I am invited to many cheerful events in October… however, when I speak I bridge the happy with reality. Sometimes to the audience’s confusion or disapproval. I talk about facing cancer, of hope and determination. I share smiling pictures of our family as we persevered… but then I tell the “rest of the story.” I talk about the reality of metastatic breast cancer and how many are dying every day… 110.

I share the stories of Janice, Mary Ann, Sandra, Wendie, Shayne and more. I have lost so many friends that I can see their beautiful faces, but sometimes not remember their names. I remember the men I have met facing this disease in the shadows – as we forget to acknowledge they are victims.

One of the most vivacious, beautiful friends I know entered Hospice care this week. Another, a beautiful woman I shared a stage with at a Twisted Pink gala two years ago died. And yet another, a figurehead in the MBC community who founded Met Up is coming in and out of consciousness as she faces her last days on earth*. This is just one week in the reality of breast cancer. This is the whole story.

November, 10 years ago…

Ten years ago, on November 9th. Our world changed forever when we heard the words, “you have breast cancer.” As most of you know, I was 30 years old and 7 months pregnant.  One day picking out fixtures for our new home and the next face to face with an oncologist. We have never been the same. That first year of treatment was impossibly hard. Chemo, welcoming a new baby, more chemo, surgeries, pain, fear, anger, disappointment, loss… but ultimately hope. We made it through- changed, stronger, resilient. Determined to take this awful experience and turn it into something beautiful. Bennett was born and the world became bright in the face of darkness. We created Hope Scarves and funneled our pain into something meaningful to help others. But, that isn’t where the story ends. We don’t stay in the bright, joyful light. Because that isn’t the whole story. Like 30% of those who are diagnosed with breast cancer, seven years after the first diagnosis, the cancer came back. It tried to sink us again. For a while we were drowning.

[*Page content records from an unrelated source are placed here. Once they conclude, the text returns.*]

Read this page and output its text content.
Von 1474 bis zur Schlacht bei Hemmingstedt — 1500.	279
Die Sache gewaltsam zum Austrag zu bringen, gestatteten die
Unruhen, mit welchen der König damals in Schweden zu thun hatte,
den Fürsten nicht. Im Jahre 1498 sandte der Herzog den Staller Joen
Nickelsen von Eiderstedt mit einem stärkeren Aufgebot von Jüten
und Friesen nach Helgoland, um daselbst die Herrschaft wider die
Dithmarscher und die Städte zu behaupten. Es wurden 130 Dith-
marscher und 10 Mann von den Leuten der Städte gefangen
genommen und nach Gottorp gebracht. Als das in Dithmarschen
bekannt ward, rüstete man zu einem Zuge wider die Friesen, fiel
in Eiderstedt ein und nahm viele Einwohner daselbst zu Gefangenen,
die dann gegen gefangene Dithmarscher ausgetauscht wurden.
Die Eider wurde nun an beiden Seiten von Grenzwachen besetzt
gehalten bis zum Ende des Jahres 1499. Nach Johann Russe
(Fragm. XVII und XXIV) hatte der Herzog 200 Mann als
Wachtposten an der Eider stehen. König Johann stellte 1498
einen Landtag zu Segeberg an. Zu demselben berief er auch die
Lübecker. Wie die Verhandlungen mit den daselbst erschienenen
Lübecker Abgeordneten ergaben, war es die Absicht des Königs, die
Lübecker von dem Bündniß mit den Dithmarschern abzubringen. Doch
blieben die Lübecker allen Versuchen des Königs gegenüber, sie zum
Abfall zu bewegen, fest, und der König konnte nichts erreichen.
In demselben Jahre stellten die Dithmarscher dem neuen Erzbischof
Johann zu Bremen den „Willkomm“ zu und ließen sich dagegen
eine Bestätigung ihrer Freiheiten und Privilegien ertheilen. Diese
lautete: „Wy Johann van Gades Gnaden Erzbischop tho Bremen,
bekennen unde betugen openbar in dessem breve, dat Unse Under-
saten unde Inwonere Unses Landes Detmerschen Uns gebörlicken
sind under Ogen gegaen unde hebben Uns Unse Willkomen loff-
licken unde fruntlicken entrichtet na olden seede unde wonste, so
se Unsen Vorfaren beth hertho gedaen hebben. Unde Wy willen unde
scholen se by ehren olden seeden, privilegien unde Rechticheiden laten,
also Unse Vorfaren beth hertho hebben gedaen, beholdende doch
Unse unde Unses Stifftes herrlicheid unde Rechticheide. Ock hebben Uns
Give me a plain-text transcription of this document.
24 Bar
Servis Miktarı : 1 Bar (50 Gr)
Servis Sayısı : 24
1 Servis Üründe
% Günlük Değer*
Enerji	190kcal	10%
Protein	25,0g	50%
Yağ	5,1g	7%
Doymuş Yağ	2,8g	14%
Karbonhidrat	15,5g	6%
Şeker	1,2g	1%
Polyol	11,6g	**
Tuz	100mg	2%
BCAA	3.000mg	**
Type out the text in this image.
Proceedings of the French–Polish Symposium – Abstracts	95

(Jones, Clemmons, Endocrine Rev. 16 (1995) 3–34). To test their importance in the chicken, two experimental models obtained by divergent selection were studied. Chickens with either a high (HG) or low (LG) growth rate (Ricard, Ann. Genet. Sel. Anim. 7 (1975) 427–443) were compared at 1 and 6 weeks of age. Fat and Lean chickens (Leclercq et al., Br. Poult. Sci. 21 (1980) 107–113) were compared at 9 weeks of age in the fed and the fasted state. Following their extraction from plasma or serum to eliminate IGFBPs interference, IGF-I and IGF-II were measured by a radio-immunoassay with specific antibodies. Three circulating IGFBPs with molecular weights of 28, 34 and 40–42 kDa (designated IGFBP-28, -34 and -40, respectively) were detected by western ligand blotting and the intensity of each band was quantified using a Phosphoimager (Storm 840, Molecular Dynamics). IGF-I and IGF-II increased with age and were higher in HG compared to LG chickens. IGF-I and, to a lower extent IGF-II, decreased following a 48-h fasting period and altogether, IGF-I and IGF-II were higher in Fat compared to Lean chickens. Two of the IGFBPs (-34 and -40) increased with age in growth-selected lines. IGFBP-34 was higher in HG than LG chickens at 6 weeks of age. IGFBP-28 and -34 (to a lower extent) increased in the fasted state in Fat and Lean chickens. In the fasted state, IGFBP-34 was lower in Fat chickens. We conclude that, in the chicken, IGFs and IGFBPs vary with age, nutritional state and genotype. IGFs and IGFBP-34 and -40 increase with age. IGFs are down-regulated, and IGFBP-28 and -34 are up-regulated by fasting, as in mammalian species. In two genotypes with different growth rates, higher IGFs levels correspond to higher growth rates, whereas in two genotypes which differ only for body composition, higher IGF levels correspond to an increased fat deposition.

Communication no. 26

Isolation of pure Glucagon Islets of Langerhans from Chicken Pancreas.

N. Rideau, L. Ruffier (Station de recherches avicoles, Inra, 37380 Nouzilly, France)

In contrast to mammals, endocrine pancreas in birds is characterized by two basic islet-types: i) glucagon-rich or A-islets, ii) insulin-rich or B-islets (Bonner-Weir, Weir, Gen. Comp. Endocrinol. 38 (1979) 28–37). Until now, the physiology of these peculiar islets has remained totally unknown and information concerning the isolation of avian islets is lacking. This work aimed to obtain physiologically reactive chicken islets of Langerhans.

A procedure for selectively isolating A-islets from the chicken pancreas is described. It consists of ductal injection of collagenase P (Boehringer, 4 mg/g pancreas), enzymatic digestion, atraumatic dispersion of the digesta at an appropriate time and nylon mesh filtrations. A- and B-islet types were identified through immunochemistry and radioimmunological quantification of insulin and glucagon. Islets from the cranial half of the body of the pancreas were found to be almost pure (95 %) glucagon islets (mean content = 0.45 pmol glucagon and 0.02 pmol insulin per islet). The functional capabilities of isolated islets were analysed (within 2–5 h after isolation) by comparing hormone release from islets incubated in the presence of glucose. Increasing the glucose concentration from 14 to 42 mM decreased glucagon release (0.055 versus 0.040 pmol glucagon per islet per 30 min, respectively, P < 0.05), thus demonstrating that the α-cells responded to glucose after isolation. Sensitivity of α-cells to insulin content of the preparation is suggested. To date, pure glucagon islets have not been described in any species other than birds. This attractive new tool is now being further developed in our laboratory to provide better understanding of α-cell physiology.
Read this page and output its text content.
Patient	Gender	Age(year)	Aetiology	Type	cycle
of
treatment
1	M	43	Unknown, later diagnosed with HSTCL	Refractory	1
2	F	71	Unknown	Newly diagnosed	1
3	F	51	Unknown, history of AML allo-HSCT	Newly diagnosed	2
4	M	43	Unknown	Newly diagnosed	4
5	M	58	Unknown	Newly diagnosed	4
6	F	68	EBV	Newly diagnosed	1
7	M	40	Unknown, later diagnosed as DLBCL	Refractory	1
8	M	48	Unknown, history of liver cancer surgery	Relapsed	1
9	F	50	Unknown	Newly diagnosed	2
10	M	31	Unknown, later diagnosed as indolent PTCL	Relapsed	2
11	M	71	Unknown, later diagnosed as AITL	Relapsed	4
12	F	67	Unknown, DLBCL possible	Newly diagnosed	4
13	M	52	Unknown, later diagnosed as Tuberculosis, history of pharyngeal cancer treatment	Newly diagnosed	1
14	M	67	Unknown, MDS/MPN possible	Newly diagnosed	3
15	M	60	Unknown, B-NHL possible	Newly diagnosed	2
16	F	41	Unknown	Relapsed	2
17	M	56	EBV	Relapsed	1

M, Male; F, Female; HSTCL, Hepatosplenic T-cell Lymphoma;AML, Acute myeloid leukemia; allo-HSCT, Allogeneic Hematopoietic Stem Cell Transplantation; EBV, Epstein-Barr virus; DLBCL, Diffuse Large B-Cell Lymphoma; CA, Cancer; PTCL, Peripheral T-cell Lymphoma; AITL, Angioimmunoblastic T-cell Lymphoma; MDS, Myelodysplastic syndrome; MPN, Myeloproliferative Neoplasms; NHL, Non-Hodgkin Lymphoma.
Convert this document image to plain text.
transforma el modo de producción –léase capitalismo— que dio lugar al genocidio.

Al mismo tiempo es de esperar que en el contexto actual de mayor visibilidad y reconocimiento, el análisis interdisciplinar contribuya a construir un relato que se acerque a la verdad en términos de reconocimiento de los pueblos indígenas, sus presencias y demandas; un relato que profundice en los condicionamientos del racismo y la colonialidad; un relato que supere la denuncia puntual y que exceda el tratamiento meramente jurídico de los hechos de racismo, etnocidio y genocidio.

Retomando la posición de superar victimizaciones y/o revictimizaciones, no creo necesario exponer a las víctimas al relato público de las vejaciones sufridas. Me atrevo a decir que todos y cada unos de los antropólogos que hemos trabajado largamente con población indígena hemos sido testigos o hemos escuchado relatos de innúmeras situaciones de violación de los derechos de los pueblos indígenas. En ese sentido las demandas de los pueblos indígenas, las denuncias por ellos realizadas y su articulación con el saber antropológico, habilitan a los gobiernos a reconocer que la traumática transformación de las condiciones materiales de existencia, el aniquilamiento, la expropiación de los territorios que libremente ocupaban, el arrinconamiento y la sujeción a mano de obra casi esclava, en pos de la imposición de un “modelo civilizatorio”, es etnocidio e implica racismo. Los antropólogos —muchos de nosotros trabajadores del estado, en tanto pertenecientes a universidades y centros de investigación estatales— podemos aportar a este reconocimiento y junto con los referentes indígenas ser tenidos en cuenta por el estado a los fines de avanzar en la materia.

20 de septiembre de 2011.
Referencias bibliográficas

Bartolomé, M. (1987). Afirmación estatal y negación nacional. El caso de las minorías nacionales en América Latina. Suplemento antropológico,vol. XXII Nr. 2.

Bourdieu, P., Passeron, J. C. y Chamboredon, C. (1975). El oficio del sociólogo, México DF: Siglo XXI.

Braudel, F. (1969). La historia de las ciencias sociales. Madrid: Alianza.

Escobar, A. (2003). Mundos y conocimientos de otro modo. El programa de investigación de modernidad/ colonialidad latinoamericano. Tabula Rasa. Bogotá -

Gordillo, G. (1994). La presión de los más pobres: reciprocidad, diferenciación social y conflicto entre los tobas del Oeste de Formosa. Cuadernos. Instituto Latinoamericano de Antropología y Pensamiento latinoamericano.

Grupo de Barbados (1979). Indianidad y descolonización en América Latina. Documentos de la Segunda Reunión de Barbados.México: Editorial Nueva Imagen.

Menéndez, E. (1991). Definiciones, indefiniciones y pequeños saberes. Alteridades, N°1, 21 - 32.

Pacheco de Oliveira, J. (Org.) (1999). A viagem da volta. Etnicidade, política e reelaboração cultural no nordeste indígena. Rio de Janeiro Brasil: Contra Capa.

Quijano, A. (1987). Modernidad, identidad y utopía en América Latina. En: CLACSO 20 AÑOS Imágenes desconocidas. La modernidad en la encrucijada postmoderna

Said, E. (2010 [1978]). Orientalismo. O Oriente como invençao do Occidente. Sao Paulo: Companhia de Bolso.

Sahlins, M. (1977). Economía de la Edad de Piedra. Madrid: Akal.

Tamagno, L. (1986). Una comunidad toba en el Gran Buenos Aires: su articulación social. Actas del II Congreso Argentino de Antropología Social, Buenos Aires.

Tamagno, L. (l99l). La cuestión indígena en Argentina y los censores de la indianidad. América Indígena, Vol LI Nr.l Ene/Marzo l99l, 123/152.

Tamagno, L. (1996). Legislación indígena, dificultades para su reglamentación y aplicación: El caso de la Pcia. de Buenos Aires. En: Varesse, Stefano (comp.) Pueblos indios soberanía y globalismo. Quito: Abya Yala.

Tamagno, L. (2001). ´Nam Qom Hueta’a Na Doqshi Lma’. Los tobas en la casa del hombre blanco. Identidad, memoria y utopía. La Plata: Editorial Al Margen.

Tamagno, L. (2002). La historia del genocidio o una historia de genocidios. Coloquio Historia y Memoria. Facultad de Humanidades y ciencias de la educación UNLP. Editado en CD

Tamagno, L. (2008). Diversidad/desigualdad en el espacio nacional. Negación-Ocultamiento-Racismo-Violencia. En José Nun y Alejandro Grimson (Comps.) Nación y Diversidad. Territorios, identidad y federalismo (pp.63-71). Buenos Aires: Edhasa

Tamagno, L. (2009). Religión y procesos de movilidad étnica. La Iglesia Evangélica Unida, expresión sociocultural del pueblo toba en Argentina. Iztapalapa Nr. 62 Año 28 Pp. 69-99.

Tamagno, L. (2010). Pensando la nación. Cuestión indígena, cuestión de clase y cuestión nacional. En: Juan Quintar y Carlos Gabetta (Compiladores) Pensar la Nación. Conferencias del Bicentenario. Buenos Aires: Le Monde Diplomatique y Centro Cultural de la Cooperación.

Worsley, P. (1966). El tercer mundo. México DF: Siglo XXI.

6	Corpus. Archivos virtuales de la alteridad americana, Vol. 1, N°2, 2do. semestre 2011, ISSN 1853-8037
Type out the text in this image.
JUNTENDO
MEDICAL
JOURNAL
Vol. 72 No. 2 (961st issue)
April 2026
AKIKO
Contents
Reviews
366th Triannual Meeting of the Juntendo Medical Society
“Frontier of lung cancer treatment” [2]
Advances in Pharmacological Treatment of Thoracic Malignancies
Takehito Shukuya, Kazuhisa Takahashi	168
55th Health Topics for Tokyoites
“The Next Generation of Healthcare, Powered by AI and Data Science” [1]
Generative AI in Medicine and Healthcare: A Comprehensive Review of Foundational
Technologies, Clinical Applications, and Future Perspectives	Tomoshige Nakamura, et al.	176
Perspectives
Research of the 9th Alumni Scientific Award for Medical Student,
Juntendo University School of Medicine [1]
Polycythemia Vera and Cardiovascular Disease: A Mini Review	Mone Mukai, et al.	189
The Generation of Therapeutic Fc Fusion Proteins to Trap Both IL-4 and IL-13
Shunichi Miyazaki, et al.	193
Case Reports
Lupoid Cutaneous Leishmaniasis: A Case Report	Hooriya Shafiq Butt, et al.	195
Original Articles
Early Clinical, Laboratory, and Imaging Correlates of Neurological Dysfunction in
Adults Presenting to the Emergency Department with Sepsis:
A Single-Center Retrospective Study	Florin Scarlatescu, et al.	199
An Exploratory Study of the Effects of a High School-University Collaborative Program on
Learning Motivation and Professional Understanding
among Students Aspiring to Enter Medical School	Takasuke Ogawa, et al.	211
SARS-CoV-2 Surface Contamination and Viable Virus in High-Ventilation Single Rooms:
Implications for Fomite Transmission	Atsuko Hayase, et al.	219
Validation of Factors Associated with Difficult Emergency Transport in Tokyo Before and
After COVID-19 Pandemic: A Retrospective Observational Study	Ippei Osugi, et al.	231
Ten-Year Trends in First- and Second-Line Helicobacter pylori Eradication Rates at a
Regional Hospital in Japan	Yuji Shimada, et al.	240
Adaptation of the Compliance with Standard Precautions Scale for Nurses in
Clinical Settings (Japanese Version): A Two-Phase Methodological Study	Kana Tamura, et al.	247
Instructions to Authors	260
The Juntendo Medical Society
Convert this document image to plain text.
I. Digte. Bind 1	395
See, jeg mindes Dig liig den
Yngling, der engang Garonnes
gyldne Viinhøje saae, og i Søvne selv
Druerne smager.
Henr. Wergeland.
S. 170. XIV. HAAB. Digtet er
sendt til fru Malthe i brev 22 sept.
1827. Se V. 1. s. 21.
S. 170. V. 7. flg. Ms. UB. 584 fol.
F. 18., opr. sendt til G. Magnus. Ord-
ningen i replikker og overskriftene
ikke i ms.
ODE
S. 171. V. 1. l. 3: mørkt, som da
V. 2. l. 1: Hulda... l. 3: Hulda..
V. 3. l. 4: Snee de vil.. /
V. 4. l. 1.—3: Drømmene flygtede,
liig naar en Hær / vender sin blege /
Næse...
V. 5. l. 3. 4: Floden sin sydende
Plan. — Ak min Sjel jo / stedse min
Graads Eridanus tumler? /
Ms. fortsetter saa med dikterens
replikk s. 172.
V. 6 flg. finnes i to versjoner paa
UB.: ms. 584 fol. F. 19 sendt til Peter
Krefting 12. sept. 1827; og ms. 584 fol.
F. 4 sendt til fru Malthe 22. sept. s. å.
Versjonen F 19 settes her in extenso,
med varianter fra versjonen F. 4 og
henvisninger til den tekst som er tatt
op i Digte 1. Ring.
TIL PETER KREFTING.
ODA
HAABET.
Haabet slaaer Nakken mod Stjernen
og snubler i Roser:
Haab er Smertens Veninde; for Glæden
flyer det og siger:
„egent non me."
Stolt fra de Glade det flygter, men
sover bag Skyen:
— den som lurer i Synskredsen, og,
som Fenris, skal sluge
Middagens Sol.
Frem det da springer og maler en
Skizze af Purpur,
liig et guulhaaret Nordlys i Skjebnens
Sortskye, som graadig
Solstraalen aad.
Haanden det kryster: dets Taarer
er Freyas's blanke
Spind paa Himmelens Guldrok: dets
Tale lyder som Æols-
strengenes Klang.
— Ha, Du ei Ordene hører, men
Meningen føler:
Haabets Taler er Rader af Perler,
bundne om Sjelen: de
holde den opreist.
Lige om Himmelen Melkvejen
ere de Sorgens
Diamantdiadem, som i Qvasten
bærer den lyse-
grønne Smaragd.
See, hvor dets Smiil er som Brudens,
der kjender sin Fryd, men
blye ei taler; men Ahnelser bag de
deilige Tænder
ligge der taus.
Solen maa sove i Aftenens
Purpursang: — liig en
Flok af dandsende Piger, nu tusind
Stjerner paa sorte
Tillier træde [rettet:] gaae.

But, we found a little bit of light in the darkness. We clung to it. And realized that joy and sadness can exist at the same time. Hope and fear.

Five smiles, gone too soon.

That’s what I want for the breast cancer movement. A recognition that we can celebrate survivors without forgetting about those who are dying. We can talk about prevention & early detection while devoting MORE money to metastatic breast cancer research. It doesn’t have to be a separate campaign or organization.  We have been successful at awareness, not let’s kick it into high gear to support research –  metastatic breast cancer research. Just as there is light in the darkness, there is room in the celebration for the sadness. We just need to work at it. It isn’t easy. Believe me finding my way as a metastatic patient is work, every day. Some days are harder than others.  So, as a breast cancer community – can we work at combining the light and the darkness to create a more realistic approach to breast cancer advocacy? Can we broaden the conversation & talk about living and dying.  Shift our focus to supporting and finding more treatment options for those facing death.  Teaching us to fly fish, meditate and do yoga is wonderful.  Sharing scarves and stories of hope is inspiring.  But, none of this will save our lives.  We must discuss and support metastatic breast cancer research.   We can’t be afraid of the dark.

Don’t forget Jill, Kathryn, Lisa, Mary Eleanor or Nikki.  Please.  Celebrate your survivorship while also demanding money for metastatic breast cancer research. We can’t abandon the hundreds of thousands who will die of this disease, unless we find more treatment options. Tell the whole story of breast cancer- the pretty and the ugly. Don’t be afraid to let darkness shadow the pink – it might lead to the brightest light of all.

Only then will pink really matter. Let’s make it so.

Lara

*As I hit publish, I learned that Beth died.  The most dedicated, determined leader of the MBC community today.  Her words and passion inspired thousands. Me included. This post is in her honor. May I help continue to push the needle she shoved with all her might.  Rest in peace, Beth.